Öğretmenim de, senin yaptıklarını beğeniyor.
Ülkendeki Musevilere; bu barbarlığı durdurmaları için çağrıda bulunmuşsun. Onları, barışı savunmaları için yüreklendirmişsin. Çoğunun savaşı istemediğini biliyormuşsun. Savaş; İsrail’deki hükümetin suçuymuş. Yahudilerin değilmiş. Müslümanların Yahudilerle, Yahudilerin, Hıristiyanlarla, Buda’ya inananların, bir şeye inanmayanlarla bir sorunu yokmuş.
Savaş isteyen kötü kişiler; dini, bahane ederlermiş, milleti bahane ederlermiş. Oysa bütün insanlar kardeşmiş. Renkli, farklı, tatlı kardeşlermiş. Öğretmenimin diğer söylediklerini tam anlamasam da, hepimizin kardeş olduğunu biliyorum.


Şavez Amca,
Biz çocuk olsak da, dünyada neler olduğunu biliyoruz. Evlerimizde, televizyondaki haberleri izlememize izin vermeseler de biliyoruz. İsrail’in, Gazze şehrine savaş açtığını biliyoruz. Çocukları öldürdüğünü biliyoruz. Annelerle babaları öldürüp, çocukları annesiz babasız bıraktığını da biliyoruz.

Gazze’de herkesin gözleri kocaman kocaman. Boş boş bakıyor. Herkesin gözleri ıslak . Ağlamıyorlar ama, ıslak ve kocaman bakıyorlar. Belgesellerdeki, tuzağa düşmüş aslanlar gibi bakıyorlar. İsrail’in kendi askerleri de, bazen böyle bakıyor. İnsanlar da aslanlar da böyle bakmasın. İyi değil. Çocuğuz ama anlıyoruz. İnsanları böyle baktırdığı için de, İsrail’e çok kızıyoruz. Hem de çok kızıyoruz.

Öğretmenimiz bize iki çocuğun öyküsünü anlattı.
Hollanda’daki Anne Frank ile Japon çocuk Sadako Sasaki’yi anlattı. Onlar da savaşta öldürülen çocuklardı. Anne diye yazılıyor ama Ann diye okunuyor. İşte o Ann, Naziler yüzünden ölmüş. Dünyanın başka tarafında yiyecekler çöpe atılırken, açlık içinde beklemelerini anlamıyormuş. Ben de anlamıyorum Savez Amca.
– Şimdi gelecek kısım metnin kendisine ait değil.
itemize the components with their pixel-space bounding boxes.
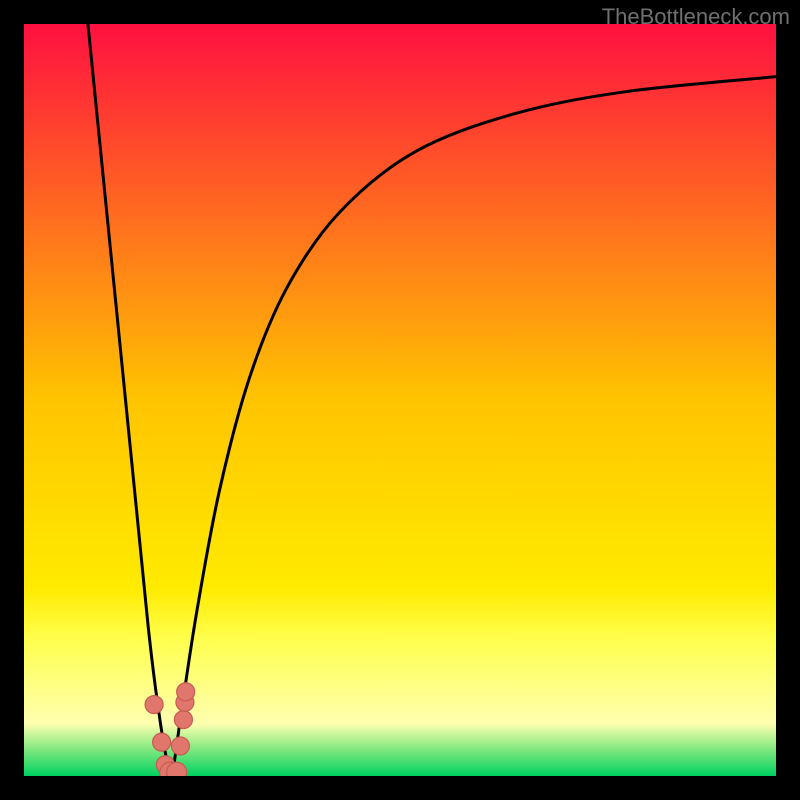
data-marker [171, 737, 189, 755]
data-marker [177, 683, 195, 701]
plot-background [24, 24, 776, 776]
data-marker [153, 733, 171, 751]
data-marker [145, 696, 163, 714]
chart-container: TheBottleneck.com [0, 0, 800, 800]
bottleneck-chart [0, 0, 800, 800]
data-marker [174, 711, 192, 729]
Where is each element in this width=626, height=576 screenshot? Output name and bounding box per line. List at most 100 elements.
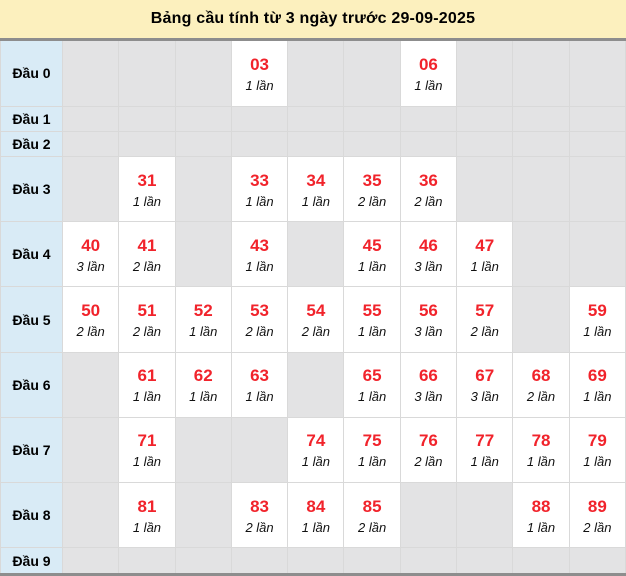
empty-cell	[399, 482, 458, 549]
cell-count: 1 lần	[470, 258, 499, 274]
empty-cell	[343, 39, 401, 107]
number-cell: 66 3 lần	[399, 351, 458, 418]
number-cell: 47 1 lần	[456, 221, 514, 288]
empty-cell	[61, 351, 120, 418]
empty-cell	[61, 105, 120, 132]
empty-cell	[512, 286, 570, 353]
cell-count: 1 lần	[189, 389, 218, 405]
cell-count: 2 lần	[414, 193, 443, 209]
cell-count: 1 lần	[358, 324, 387, 340]
number-cell: 67 3 lần	[456, 351, 514, 418]
number-cell: 78 1 lần	[512, 416, 570, 484]
empty-cell	[174, 416, 232, 484]
number-cell: 36 2 lần	[399, 156, 458, 223]
table-row: Đầu 2	[0, 130, 626, 158]
empty-cell	[230, 416, 289, 484]
row-label: Đầu 2	[0, 130, 63, 158]
number-cell: 83 2 lần	[230, 482, 289, 549]
number-cell: 63 1 lần	[230, 351, 289, 418]
empty-cell	[343, 130, 401, 158]
cell-count: 2 lần	[583, 519, 612, 535]
empty-cell	[174, 105, 232, 132]
row-label: Đầu 0	[0, 39, 63, 107]
cell-number: 53	[250, 301, 269, 321]
empty-cell	[61, 130, 120, 158]
cell-count: 1 lần	[245, 77, 274, 93]
empty-cell	[512, 156, 570, 223]
number-cell: 40 3 lần	[61, 221, 120, 288]
number-cell: 41 2 lần	[118, 221, 176, 288]
cell-count: 3 lần	[414, 389, 443, 405]
number-cell: 75 1 lần	[343, 416, 401, 484]
row-label: Đầu 4	[0, 221, 63, 288]
cell-number: 62	[193, 366, 213, 386]
empty-cell	[512, 130, 570, 158]
cell-number: 45	[362, 235, 382, 255]
empty-cell	[61, 156, 120, 223]
number-cell: 88 1 lần	[512, 482, 570, 549]
cau-table-body: Đầu 0 03 1 lần 06 1 lần Đầu 1 Đầu 2 Đầu 3 31 1 lầ…	[0, 39, 626, 575]
number-cell: 77 1 lần	[456, 416, 514, 484]
cell-number: 83	[250, 496, 269, 516]
number-cell: 84 1 lần	[287, 482, 345, 549]
number-cell: 54 2 lần	[287, 286, 345, 353]
empty-cell	[456, 547, 514, 575]
cell-number: 59	[587, 301, 607, 321]
row-label: Đầu 8	[0, 482, 63, 549]
cell-count: 2 lần	[245, 324, 274, 340]
cell-number: 66	[418, 366, 438, 386]
cell-count: 2 lần	[132, 324, 162, 340]
cell-count: 1 lần	[132, 389, 162, 405]
table-row: Đầu 0 03 1 lần 06 1 lần	[0, 39, 626, 107]
cell-count: 3 lần	[414, 324, 443, 340]
cell-number: 61	[137, 366, 157, 386]
cell-number: 55	[362, 301, 382, 321]
empty-cell	[174, 39, 232, 107]
cell-number: 65	[362, 366, 382, 386]
cell-count: 1 lần	[132, 193, 162, 209]
number-cell: 81 1 lần	[118, 482, 176, 549]
number-cell: 59 1 lần	[568, 286, 626, 353]
cell-number: 68	[531, 366, 551, 386]
empty-cell	[399, 105, 458, 132]
empty-cell	[512, 547, 570, 575]
empty-cell	[118, 39, 176, 107]
empty-cell	[174, 482, 232, 549]
table-row: Đầu 5 50 2 lần 51 2 lần 52 1 lần 53 2 lần 54 2 lần…	[0, 286, 626, 353]
cell-count: 1 lần	[245, 258, 274, 274]
empty-cell	[568, 547, 626, 575]
number-cell: 71 1 lần	[118, 416, 176, 484]
cell-number: 52	[193, 301, 213, 321]
empty-cell	[287, 221, 345, 288]
number-cell: 46 3 lần	[399, 221, 458, 288]
empty-cell	[568, 221, 626, 288]
empty-cell	[174, 221, 232, 288]
cell-count: 1 lần	[132, 519, 162, 535]
empty-cell	[61, 482, 120, 549]
empty-cell	[287, 547, 345, 575]
cell-number: 31	[137, 170, 157, 190]
cell-number: 35	[362, 170, 382, 190]
cell-count: 1 lần	[358, 258, 387, 274]
cell-count: 1 lần	[583, 389, 612, 405]
cell-count: 3 lần	[414, 258, 443, 274]
cell-number: 88	[531, 496, 551, 516]
row-label: Đầu 9	[0, 547, 63, 575]
cell-number: 57	[475, 301, 495, 321]
cell-count: 1 lần	[358, 454, 387, 470]
cell-number: 06	[418, 54, 438, 74]
cell-number: 67	[475, 366, 495, 386]
row-label: Đầu 1	[0, 105, 63, 132]
empty-cell	[174, 547, 232, 575]
cell-count: 1 lần	[470, 454, 499, 470]
cell-number: 74	[306, 431, 326, 451]
cell-count: 3 lần	[76, 258, 105, 274]
cell-count: 2 lần	[132, 258, 162, 274]
cell-count: 2 lần	[76, 324, 105, 340]
empty-cell	[456, 482, 514, 549]
number-cell: 53 2 lần	[230, 286, 289, 353]
cell-count: 2 lần	[526, 389, 556, 405]
cell-number: 84	[306, 496, 326, 516]
cell-count: 2 lần	[414, 454, 443, 470]
number-cell: 68 2 lần	[512, 351, 570, 418]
Sadako ise, Amerika’nın Hiroşima’ya attığı bombadan hastalanmış ve ölmüş. Sadako, kağıttan bin tane turna kuşu yaparsa kurtulacağına inanmış ama bu bomba, çocuklara o kadar zarar veriyormuş ki, bin tane turna yapamadan ölmüş. Dünyadan bir çok çocuk, kağıttan bir çok turna kuşu yapıp göndermişler. O turna kuşları bir müzede duruyormuş.

Şimdi de İsrail’i yönetenler; Filistin’li çocuklardan, Hamide İbrahim Musabbih’i, Muhammed El Atsal’ı, Ebud’ı, Abdülsettar’ı bombalarla yakarak, parçalayarak öldürüyor. Irak'ta da Amerika yüzünden çocuklar ölüyor. Biz biliyoruz Şavez Amca. Çocuğuz ama biliyoruz. Çok üzülüyoruz.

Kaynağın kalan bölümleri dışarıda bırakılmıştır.